Previously, the I Fund tracked the MSCI Europe, Australasia, and Far East Index. The Thrift Board decided on Nov. 14 to instead track the MSCI All Country World ex USA ex China ex Hong Kong Investible Market Index.
The new index doesn’t include Chinese and Hong Kong stocks, so to match the assets of the I Fund to the new index, the Thrift Board will have to sell Chinese and Hong Kong stocks and not buy them in the future.
The switch in indices of the Thrift Savings Plan, essentially the 401(k) plan for federal employees, will take place next year.
Sound unimportant?
The Thrift Board made one of the most consequential investment decisions of the year, and it will undoubtedly affect allocations of other investment managers, in the United States and perhaps elsewhere. In short, this move will be a blow to China’s failing equity markets, delivered at the worst possible moment for Beijing.

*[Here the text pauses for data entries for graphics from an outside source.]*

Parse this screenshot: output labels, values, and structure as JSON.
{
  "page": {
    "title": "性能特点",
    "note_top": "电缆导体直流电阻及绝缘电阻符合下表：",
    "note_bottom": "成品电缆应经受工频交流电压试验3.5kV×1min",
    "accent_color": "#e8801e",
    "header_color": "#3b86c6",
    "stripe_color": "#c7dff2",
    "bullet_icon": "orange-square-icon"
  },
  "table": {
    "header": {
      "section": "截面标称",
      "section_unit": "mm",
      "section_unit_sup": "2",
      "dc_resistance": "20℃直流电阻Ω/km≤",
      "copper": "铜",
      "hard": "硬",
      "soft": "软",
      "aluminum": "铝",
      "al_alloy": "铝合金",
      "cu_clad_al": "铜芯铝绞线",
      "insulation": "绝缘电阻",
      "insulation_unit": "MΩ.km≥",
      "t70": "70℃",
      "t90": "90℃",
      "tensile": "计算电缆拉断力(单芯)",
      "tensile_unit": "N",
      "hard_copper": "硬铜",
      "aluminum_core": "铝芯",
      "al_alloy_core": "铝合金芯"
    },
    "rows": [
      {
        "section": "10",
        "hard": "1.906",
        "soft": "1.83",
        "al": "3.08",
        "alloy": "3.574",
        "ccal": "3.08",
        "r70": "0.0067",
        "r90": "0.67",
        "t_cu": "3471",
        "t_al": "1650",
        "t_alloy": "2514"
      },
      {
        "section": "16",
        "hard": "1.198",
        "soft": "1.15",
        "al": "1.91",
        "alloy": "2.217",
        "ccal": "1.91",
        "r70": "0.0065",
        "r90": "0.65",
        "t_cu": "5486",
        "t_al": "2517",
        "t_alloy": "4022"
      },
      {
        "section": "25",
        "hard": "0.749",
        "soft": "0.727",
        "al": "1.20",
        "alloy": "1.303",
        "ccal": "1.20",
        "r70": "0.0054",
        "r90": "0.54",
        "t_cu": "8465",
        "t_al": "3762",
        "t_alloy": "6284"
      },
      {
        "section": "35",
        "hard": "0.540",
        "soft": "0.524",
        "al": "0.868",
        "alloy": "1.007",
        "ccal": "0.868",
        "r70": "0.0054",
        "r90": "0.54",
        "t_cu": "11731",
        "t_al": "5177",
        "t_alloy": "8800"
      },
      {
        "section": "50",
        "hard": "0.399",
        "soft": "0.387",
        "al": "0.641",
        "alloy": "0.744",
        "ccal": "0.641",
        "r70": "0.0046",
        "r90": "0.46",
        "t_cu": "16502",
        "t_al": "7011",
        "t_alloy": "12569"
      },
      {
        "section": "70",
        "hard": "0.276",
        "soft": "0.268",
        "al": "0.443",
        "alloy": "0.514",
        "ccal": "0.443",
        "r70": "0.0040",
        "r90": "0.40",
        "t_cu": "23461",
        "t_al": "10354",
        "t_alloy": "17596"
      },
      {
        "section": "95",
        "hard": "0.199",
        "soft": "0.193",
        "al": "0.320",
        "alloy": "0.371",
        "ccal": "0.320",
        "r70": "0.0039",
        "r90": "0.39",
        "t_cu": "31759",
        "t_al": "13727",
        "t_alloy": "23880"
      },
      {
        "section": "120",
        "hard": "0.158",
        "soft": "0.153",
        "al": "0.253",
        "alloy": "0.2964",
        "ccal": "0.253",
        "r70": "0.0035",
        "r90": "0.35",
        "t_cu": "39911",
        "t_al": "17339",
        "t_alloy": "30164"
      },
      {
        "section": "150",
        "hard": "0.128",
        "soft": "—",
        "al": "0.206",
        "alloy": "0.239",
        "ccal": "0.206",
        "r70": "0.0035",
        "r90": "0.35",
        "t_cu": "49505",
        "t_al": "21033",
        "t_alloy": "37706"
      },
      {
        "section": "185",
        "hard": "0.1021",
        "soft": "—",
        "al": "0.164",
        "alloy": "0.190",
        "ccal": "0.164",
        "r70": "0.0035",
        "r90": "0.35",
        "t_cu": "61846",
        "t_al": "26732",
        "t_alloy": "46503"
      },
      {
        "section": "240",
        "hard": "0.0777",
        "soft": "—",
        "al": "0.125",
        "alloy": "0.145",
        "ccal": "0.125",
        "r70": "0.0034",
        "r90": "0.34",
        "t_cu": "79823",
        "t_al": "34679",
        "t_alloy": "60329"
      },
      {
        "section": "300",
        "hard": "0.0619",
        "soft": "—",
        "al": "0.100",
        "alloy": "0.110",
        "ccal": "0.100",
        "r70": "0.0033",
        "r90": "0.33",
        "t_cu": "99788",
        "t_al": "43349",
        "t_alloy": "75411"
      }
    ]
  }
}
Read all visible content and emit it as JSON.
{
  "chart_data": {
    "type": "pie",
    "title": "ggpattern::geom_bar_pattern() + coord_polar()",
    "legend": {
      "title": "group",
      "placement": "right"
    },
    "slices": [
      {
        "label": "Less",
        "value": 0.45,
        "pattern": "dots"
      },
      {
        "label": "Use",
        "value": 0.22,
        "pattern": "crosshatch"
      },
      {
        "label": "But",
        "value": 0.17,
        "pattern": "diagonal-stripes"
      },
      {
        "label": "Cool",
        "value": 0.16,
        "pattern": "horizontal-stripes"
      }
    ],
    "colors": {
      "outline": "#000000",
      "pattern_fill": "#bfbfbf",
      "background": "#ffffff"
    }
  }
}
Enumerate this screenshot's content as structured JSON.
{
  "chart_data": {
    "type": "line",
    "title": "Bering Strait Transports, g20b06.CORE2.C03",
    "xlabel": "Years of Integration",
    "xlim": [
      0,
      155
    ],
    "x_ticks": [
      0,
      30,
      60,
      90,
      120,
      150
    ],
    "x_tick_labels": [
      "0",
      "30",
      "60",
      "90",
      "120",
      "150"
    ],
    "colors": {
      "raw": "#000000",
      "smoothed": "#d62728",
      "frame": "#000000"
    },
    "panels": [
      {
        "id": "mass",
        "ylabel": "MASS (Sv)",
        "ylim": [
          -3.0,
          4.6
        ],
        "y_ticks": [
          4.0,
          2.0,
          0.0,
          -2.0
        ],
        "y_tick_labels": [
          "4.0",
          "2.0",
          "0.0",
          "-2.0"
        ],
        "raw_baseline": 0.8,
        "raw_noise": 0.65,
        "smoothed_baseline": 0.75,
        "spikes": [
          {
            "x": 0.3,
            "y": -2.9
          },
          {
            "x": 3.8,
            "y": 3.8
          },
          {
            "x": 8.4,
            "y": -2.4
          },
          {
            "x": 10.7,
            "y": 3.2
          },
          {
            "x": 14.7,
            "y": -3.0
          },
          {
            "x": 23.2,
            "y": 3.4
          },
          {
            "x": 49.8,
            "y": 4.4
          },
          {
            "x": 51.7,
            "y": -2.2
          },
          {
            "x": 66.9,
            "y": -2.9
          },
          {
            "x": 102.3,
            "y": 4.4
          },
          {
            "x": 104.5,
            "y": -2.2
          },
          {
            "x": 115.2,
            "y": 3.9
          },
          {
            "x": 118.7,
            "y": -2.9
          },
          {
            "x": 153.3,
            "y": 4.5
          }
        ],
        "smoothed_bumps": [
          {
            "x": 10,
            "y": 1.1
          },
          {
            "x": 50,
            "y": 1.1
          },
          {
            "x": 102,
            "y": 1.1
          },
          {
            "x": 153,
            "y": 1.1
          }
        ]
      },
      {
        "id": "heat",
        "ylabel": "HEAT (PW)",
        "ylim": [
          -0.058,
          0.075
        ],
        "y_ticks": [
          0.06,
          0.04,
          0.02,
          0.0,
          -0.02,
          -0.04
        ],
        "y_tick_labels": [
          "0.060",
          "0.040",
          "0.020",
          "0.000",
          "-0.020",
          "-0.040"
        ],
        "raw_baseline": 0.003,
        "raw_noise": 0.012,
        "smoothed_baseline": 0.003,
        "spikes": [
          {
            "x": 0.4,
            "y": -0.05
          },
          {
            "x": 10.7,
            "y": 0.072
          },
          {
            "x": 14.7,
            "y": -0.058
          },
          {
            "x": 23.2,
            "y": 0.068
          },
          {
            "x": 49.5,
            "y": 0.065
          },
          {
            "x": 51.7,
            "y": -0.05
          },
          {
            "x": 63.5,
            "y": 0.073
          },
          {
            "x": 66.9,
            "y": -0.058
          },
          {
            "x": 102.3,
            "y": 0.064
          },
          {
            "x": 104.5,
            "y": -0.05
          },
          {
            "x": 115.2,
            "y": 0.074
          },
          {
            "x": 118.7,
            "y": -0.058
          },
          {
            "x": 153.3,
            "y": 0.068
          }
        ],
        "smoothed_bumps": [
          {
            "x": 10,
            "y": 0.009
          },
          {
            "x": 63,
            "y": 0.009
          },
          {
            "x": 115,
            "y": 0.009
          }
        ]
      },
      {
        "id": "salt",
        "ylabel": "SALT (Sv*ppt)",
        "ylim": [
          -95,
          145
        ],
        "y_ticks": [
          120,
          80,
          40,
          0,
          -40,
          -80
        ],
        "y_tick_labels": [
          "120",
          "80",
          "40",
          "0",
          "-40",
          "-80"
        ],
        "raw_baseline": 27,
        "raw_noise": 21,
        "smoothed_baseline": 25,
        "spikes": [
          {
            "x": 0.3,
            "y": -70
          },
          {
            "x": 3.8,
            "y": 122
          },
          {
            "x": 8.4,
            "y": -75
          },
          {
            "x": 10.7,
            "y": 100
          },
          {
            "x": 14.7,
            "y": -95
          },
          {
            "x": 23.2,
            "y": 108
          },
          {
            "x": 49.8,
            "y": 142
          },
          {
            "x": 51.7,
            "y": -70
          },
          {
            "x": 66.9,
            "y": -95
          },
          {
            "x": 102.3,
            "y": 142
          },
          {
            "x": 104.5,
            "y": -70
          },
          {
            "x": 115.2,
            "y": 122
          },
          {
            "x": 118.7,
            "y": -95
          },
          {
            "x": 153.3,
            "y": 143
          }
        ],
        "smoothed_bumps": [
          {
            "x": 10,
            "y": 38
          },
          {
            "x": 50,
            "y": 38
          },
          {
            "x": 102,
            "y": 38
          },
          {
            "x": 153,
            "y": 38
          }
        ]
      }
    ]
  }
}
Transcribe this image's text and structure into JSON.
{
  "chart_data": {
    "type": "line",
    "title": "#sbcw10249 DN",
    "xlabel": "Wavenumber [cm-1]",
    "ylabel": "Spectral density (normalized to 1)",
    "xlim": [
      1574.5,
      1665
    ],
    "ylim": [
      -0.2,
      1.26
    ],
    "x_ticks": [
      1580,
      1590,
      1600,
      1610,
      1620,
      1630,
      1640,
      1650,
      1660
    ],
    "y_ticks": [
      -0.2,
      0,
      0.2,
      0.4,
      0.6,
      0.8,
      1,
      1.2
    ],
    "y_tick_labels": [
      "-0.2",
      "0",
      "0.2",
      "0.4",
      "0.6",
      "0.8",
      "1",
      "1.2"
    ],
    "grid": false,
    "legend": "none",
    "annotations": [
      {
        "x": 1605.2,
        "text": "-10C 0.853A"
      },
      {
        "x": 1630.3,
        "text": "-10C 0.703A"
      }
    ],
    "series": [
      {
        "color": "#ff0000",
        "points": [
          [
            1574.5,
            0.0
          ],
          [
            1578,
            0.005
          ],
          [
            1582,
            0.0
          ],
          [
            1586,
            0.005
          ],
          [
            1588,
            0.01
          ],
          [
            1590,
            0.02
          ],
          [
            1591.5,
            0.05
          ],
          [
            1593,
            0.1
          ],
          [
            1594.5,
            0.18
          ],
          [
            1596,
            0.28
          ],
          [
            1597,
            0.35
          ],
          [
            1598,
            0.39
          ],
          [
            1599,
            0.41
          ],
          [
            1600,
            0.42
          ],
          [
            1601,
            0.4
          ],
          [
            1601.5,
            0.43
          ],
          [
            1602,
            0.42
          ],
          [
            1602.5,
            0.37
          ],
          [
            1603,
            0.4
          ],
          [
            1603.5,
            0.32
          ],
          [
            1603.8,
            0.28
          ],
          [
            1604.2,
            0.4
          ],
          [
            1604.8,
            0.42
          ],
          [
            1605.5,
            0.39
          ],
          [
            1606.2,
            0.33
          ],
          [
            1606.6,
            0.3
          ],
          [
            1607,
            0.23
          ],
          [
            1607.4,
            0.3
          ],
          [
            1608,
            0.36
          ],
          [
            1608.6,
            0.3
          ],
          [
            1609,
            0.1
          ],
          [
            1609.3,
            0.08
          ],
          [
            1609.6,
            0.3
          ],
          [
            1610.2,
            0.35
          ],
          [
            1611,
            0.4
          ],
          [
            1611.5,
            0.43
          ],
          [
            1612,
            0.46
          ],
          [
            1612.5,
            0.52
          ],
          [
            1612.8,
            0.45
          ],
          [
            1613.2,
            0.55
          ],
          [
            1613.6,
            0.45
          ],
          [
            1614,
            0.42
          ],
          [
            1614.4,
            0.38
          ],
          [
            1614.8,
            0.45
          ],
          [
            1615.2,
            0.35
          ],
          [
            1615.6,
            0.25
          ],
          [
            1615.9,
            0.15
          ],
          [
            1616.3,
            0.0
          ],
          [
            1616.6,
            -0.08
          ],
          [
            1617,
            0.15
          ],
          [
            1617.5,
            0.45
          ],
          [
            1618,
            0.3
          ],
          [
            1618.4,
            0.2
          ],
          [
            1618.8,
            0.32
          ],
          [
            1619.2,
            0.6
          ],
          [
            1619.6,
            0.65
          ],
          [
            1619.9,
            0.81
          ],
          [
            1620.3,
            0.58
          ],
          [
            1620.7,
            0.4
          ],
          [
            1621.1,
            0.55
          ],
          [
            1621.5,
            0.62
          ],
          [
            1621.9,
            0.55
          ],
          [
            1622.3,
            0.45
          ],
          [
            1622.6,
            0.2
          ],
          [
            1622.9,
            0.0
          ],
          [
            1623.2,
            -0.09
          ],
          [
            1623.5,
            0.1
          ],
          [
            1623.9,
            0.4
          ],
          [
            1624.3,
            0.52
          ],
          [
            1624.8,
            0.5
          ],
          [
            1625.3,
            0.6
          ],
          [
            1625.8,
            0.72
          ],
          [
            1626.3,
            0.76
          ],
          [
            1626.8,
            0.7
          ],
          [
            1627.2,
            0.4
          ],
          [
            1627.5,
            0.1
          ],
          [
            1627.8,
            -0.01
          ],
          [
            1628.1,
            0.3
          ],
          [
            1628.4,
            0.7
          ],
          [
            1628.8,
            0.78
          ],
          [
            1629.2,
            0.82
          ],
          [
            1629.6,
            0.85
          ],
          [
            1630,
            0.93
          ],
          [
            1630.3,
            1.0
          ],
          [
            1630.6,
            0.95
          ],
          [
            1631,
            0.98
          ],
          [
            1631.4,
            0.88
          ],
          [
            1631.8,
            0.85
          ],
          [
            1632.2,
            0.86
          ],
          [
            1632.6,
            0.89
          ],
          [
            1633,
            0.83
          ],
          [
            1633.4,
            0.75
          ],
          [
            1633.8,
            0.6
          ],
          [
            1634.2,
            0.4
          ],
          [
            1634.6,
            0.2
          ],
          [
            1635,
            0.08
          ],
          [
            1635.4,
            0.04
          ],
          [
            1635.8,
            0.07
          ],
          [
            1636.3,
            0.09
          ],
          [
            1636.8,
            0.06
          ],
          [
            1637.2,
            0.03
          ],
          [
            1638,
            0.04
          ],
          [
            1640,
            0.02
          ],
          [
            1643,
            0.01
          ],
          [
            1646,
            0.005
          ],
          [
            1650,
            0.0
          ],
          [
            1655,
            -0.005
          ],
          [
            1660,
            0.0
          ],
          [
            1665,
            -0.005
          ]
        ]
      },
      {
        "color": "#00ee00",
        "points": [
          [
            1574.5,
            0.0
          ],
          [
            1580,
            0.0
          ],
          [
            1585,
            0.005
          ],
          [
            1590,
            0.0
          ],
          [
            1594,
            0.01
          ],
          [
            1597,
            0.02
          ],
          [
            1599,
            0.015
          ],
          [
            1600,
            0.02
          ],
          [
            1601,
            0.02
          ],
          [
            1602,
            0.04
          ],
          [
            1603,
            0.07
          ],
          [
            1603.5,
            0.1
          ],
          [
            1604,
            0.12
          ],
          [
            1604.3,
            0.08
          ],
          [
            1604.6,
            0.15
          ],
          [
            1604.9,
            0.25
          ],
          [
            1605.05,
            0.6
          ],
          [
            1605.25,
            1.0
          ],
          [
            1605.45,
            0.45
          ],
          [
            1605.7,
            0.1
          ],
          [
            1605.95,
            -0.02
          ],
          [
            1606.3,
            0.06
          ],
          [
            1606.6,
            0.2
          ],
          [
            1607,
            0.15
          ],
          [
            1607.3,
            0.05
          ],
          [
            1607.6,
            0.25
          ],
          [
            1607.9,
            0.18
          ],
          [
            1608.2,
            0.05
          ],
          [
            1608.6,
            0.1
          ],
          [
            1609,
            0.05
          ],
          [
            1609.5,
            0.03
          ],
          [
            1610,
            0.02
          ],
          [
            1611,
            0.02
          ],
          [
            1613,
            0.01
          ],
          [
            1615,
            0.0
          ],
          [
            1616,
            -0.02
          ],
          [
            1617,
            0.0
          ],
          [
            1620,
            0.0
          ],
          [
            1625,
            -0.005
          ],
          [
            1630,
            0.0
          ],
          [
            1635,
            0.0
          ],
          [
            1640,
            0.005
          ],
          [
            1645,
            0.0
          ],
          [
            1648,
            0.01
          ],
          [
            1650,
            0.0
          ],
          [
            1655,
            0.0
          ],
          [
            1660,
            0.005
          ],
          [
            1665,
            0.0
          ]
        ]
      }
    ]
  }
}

Participants had invested $68 billion in the I Fund as of the end of October.
The Thrift Board’s decision is a “major victory” for those, such as Roger Robinson, who had been campaigning for years to get the Thrift Savings Plan, known as the TSP, to divest from China.
“The new MSCI ex China ex Hong Kong index employed for the I Fund sets a precedent for the exclusion of all Chinese companies,” Mr. Robinson, the National Security Council’s senior director for international economic affairs under President Ronald Reagan and now chairman of the Prague Security Studies Institute, told Gatestone. “This precedent should be adopted by other U.S. index providers and associated exchange-traded and other index funds.”
“There remain hundreds, if not thousands, of Chinese enterprises littering the investment products of the TSP-sponsored Mutual Fund Window,” he said. “The TSP Act of 2023 would accomplish this urgent undertaking.”
Wall Street for years has been in love with Chinese companies even though they had clearly earned failing grades across the board for, among other things, fiduciary responsibility, labor practices, and human rights. While prices were rising, the Street ignored concerns. Now, they’re weighing heavily on investment managers.
So why should companies continue to get special access to U.S. equity markets just because they come from China?
Or why should they have any access at all? “If you understand that we are already in an economic war with China, it seems foolish to grant access to our markets,” Kevin Freeman, host of BlazeTV’s “Economic War Room,” told Gatestone. “Imagine funding the Nazi war machine in the late 1930s. Delisting military-related companies should be obvious. Under Communist Party dictates, any Chinese company can be made to serve military interests at any time.”
The Chinese economy and financial markets are fragile. It’s time to cut off all the blood supply to the Nazis of the 21st century.